Feast of Christ the King

2 Samuel 5:1-3; Colossians 1:12-20; Luke 23:35-43

We have a strange King. Most famous kings in history have been known for their earthly power and wisdom. They conquered nations and built vast empires. They advanced science and technology. They were kind and generous with their subjects and ruthless with their enemies. They died in peace or heroically.

By human standards, Jesus wasn’t much of a king. The inscription over his head—INRI (in Latin, Iesus Nazarenus Rex Judaeorum)—was an indictment more than a proclamation.  He had little earthly power. Many people thought that he was a fool. He died with a handful of frightened followers. He urged his followers to love their enemies, and he forgave those who killed him. He was publicly and shamefully executed.

Yet today the Church celebrates Jesus as Lord, Christ and King of the Universe. St. Paul tells us in our second reading that Jesus is:

  • “The image of the invisible God, the firstborn of all creation;”
  • The one who “is before all things” and in whom “all things hold together;”
  • “The beginning, the firstborn from the dead;”
  • The “head of the body, the church;” and
  • The one in whom everything in heaven and earth has been reconciled through his sacrifice on the cross.

It is in Jesus that everyone and everything are brought together. As part of the communion of persons that is the Holy Trinity—the Son, with the Father and the Holy Spirit—Jesus is also the source our reconciliation and communion. In his person and in his life, death and resurrection he has brought together divinity and humanity, light and darkness, unity and diversity, male and female, Jew and gentile, the free and the enslaved, righteous and sinners. 

As we witnessed in our first reading, in the ancient world kings and their earthly subjects made a deal:  the king promised them his protection and leadership and the people promised him their support and loyalty. It was a covenant of mutual obligations. If either side failed to do their part, the deal was off. The king could become a tyrant or the people could overthrow him.

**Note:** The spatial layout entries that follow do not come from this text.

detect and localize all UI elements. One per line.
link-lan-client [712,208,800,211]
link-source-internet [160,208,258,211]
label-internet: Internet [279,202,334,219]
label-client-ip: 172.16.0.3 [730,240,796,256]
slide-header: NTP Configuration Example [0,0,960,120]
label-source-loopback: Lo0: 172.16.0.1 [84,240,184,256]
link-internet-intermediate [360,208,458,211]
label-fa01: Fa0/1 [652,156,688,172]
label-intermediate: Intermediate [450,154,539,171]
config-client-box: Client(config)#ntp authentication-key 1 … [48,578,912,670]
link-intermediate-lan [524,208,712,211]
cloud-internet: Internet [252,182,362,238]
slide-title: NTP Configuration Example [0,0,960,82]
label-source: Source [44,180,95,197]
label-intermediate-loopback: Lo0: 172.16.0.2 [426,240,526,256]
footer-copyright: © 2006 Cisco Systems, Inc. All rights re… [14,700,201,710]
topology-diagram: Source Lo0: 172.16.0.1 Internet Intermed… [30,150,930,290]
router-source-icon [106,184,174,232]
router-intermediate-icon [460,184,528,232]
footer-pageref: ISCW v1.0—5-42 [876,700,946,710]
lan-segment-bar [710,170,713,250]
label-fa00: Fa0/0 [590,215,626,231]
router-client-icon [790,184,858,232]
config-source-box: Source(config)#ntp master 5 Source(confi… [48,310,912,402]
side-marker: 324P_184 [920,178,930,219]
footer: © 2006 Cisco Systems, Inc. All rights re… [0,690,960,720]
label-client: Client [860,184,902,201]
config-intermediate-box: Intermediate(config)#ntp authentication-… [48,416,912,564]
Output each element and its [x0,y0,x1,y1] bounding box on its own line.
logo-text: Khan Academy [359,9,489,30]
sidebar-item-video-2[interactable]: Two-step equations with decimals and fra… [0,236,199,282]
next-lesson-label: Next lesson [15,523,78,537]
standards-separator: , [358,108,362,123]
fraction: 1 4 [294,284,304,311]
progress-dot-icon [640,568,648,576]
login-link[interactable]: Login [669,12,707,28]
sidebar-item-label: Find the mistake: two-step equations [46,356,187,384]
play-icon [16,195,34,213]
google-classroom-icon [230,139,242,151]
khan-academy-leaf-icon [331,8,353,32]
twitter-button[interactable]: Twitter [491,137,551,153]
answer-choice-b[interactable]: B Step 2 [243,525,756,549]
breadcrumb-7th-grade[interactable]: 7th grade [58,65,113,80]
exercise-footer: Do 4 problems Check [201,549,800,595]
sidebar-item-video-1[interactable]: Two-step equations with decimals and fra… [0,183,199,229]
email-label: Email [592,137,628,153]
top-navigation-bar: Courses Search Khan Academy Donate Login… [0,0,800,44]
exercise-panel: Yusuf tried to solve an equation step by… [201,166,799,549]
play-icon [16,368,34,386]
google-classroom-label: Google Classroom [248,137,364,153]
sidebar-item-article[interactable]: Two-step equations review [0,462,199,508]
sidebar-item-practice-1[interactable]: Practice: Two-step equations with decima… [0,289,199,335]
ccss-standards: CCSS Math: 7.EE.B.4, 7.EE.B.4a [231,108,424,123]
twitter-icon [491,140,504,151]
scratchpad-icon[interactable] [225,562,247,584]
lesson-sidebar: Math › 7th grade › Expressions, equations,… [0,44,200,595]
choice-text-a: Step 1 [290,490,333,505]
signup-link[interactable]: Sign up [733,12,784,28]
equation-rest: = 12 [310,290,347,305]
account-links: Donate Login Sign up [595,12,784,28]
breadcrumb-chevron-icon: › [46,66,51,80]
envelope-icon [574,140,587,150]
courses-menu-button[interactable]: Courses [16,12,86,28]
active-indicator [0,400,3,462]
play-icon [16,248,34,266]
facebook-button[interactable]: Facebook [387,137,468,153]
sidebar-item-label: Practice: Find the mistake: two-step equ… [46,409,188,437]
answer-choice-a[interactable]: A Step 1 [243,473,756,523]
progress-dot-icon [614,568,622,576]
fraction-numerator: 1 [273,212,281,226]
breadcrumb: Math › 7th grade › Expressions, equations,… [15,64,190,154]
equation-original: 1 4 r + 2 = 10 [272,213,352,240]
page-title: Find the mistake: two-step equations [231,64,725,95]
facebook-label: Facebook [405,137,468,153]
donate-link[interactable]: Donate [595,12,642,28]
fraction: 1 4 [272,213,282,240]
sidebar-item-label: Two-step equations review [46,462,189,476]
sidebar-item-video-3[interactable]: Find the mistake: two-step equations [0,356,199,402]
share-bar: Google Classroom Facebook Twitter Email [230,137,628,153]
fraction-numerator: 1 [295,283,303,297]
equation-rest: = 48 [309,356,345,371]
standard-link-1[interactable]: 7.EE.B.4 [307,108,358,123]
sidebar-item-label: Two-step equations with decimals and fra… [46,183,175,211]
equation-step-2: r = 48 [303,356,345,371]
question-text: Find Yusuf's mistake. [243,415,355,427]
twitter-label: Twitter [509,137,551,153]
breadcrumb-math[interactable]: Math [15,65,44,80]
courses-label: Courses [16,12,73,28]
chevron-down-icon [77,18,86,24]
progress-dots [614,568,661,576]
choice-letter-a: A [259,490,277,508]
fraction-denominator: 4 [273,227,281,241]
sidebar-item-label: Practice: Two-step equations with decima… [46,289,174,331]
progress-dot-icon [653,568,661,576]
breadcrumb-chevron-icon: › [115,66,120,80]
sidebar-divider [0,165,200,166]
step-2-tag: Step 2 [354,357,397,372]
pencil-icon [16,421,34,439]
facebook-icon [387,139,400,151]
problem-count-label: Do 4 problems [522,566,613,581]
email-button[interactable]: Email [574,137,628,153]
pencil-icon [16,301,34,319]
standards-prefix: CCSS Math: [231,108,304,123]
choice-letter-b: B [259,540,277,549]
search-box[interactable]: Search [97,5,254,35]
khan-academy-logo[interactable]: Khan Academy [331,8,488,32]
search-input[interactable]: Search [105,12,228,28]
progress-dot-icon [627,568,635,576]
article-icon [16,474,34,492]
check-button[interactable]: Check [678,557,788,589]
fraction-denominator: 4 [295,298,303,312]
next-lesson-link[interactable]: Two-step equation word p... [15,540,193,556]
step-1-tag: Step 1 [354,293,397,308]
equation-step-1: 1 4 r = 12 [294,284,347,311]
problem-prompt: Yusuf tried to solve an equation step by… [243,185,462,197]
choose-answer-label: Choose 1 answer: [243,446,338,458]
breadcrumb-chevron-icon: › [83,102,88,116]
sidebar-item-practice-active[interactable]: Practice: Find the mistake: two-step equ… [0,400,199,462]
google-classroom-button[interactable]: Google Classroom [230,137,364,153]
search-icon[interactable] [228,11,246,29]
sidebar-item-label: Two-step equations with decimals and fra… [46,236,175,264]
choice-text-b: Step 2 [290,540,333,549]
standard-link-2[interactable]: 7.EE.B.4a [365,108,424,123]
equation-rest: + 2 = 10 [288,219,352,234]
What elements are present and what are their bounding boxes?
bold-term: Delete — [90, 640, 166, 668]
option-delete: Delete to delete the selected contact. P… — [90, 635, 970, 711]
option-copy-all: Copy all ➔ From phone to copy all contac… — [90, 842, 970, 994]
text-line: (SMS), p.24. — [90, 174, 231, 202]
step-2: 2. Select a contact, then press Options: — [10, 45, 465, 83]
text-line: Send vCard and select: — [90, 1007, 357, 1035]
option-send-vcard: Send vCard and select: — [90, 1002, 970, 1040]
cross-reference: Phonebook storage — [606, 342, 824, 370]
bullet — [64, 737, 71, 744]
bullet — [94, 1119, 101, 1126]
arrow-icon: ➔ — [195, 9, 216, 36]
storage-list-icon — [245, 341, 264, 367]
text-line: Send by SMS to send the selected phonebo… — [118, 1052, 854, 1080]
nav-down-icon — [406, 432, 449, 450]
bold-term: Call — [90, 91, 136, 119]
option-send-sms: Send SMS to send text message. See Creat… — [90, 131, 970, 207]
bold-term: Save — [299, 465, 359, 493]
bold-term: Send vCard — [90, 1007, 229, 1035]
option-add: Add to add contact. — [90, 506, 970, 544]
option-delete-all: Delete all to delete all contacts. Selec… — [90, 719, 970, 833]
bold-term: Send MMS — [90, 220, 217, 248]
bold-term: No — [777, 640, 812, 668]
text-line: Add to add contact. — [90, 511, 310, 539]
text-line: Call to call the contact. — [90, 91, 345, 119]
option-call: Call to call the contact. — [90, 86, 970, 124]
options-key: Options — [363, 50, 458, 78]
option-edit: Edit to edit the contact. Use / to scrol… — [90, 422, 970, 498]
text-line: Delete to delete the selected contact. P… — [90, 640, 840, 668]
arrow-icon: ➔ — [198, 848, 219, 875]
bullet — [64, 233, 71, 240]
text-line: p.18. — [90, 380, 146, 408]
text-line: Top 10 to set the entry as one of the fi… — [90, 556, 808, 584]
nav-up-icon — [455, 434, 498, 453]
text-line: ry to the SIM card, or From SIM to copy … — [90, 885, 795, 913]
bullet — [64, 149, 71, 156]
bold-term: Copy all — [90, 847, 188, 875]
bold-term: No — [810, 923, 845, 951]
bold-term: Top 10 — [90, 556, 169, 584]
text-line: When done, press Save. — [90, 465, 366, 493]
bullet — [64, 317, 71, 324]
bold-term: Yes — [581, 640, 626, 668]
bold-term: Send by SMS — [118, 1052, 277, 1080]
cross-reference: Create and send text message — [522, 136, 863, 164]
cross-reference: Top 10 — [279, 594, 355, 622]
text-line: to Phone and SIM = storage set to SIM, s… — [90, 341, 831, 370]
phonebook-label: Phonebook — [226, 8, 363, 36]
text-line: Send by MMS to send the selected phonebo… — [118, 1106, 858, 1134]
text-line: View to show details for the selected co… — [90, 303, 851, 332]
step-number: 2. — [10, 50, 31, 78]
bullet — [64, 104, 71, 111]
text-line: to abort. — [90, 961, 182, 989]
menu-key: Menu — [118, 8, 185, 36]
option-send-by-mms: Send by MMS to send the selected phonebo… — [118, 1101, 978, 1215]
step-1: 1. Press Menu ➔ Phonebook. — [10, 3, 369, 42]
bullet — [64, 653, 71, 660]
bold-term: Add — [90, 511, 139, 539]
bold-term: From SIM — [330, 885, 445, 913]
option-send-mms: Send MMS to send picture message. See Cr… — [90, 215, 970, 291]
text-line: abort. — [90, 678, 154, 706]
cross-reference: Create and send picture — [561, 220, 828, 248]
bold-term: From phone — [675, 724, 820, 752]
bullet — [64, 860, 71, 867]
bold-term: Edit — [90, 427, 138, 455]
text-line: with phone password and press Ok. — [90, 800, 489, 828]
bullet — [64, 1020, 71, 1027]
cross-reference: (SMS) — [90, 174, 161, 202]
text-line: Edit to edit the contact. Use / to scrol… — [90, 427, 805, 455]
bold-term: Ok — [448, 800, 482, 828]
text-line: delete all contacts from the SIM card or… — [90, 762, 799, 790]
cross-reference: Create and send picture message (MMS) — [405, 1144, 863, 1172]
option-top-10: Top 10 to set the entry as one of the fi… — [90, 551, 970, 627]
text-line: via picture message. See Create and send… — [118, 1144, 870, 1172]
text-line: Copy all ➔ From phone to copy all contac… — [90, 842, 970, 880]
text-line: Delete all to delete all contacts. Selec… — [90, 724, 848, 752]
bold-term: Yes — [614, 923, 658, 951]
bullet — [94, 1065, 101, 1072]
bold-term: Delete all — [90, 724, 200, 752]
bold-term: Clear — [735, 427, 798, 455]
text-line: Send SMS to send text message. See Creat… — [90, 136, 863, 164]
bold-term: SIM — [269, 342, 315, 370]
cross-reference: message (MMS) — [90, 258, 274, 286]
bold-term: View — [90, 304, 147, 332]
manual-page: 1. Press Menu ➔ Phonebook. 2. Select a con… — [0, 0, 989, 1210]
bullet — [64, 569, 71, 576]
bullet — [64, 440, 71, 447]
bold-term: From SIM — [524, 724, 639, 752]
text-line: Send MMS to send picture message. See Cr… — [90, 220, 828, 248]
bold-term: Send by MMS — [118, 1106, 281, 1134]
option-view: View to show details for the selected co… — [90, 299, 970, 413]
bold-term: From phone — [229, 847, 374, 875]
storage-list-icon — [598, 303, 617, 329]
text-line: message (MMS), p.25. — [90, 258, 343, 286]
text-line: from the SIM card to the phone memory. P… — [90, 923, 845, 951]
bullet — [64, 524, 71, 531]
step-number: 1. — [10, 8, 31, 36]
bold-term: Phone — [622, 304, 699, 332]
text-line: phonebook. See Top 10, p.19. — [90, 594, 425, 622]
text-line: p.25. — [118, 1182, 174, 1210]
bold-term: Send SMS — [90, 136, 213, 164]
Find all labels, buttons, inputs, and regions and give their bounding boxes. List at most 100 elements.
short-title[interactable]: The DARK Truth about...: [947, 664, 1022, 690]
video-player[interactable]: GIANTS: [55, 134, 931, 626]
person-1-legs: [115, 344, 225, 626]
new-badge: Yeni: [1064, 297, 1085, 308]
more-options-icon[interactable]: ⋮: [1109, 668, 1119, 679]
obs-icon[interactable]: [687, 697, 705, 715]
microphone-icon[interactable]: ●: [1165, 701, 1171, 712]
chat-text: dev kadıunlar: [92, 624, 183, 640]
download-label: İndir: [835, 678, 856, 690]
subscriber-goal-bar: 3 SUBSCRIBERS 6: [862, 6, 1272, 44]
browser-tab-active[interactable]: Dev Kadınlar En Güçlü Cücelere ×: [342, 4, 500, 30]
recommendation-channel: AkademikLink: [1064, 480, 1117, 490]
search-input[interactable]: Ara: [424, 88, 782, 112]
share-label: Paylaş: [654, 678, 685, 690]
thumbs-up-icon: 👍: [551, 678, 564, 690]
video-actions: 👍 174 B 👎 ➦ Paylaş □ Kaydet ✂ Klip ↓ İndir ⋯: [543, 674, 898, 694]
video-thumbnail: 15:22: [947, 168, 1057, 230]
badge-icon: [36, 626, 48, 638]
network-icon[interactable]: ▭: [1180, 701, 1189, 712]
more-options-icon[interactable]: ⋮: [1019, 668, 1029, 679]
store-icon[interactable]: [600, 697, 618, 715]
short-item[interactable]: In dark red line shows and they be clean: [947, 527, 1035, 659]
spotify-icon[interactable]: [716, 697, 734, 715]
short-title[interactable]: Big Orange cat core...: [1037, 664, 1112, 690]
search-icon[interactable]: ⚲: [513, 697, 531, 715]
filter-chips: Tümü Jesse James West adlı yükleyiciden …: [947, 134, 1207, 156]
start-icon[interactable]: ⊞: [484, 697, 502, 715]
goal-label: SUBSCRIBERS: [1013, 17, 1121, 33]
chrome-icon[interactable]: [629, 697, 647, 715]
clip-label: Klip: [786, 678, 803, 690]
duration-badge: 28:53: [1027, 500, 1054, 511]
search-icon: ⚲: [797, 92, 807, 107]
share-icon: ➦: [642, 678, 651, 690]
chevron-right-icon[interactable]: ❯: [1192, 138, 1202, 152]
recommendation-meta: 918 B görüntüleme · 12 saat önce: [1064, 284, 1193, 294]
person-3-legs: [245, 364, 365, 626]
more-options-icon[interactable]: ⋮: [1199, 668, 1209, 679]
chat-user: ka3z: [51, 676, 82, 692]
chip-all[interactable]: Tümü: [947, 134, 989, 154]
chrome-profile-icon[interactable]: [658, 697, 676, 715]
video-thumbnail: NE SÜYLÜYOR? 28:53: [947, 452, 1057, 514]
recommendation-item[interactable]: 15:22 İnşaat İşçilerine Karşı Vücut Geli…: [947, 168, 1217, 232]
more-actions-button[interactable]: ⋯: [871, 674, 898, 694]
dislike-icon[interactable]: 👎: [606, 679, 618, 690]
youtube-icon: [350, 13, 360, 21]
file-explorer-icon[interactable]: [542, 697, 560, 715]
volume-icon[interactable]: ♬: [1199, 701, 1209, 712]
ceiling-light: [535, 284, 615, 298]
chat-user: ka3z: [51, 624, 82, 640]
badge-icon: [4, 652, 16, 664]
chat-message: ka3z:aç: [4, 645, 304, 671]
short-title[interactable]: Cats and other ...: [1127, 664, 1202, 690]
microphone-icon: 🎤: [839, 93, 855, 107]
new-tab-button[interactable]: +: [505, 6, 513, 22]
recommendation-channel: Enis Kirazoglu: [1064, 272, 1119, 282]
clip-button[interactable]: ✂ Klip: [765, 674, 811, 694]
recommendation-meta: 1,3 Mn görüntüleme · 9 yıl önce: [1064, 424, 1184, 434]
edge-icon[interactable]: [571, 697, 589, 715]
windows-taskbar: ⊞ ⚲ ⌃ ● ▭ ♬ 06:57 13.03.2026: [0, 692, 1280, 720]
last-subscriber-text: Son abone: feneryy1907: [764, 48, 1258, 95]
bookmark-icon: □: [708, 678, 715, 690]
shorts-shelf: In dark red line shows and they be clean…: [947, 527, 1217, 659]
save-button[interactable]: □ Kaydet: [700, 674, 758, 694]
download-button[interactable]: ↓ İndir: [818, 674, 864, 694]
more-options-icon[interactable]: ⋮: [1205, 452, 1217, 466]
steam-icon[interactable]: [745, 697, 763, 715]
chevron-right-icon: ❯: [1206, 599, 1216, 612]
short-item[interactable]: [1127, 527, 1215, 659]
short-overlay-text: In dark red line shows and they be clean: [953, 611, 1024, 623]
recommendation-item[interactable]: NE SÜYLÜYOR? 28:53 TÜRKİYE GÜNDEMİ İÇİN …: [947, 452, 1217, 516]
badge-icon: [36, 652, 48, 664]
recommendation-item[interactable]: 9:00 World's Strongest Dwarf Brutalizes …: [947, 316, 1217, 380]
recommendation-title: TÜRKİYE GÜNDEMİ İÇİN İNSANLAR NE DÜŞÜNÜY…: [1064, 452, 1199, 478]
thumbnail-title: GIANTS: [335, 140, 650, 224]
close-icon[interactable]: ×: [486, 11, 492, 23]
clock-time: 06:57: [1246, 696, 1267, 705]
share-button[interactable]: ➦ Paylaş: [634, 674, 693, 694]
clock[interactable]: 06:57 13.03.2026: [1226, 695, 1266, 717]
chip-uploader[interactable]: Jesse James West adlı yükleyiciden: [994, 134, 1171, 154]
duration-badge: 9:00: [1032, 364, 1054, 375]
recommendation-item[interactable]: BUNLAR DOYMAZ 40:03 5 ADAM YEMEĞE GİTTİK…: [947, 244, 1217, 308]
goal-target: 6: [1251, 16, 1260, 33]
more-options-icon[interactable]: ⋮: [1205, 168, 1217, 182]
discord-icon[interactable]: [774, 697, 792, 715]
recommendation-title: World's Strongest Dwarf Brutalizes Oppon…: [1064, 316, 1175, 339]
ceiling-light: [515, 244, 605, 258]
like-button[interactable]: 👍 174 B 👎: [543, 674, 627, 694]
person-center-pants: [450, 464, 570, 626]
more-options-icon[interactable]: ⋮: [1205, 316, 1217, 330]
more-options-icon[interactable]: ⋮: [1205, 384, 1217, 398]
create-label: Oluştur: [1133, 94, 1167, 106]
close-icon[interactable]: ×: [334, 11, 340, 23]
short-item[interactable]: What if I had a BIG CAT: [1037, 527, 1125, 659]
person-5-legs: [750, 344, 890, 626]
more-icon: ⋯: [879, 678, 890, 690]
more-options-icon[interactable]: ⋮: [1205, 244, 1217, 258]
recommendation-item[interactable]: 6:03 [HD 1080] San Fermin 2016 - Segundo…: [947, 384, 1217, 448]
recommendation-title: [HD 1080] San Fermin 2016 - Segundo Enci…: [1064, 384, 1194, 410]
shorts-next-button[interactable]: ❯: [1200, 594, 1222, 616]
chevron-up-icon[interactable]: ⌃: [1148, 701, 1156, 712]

Jesus wasn’t and isn’t that kind of king. Even when we sin and fail to live according to the covenant of our baptism, Jesus doesn’t abandon us. Again and again, he offers us his love and gives us the opportunity to live in his grace. But there are no shortcuts. We must still place ourselves under his authority, be transformed by his mercy, live according to the gospel, and carry out his mission in the world.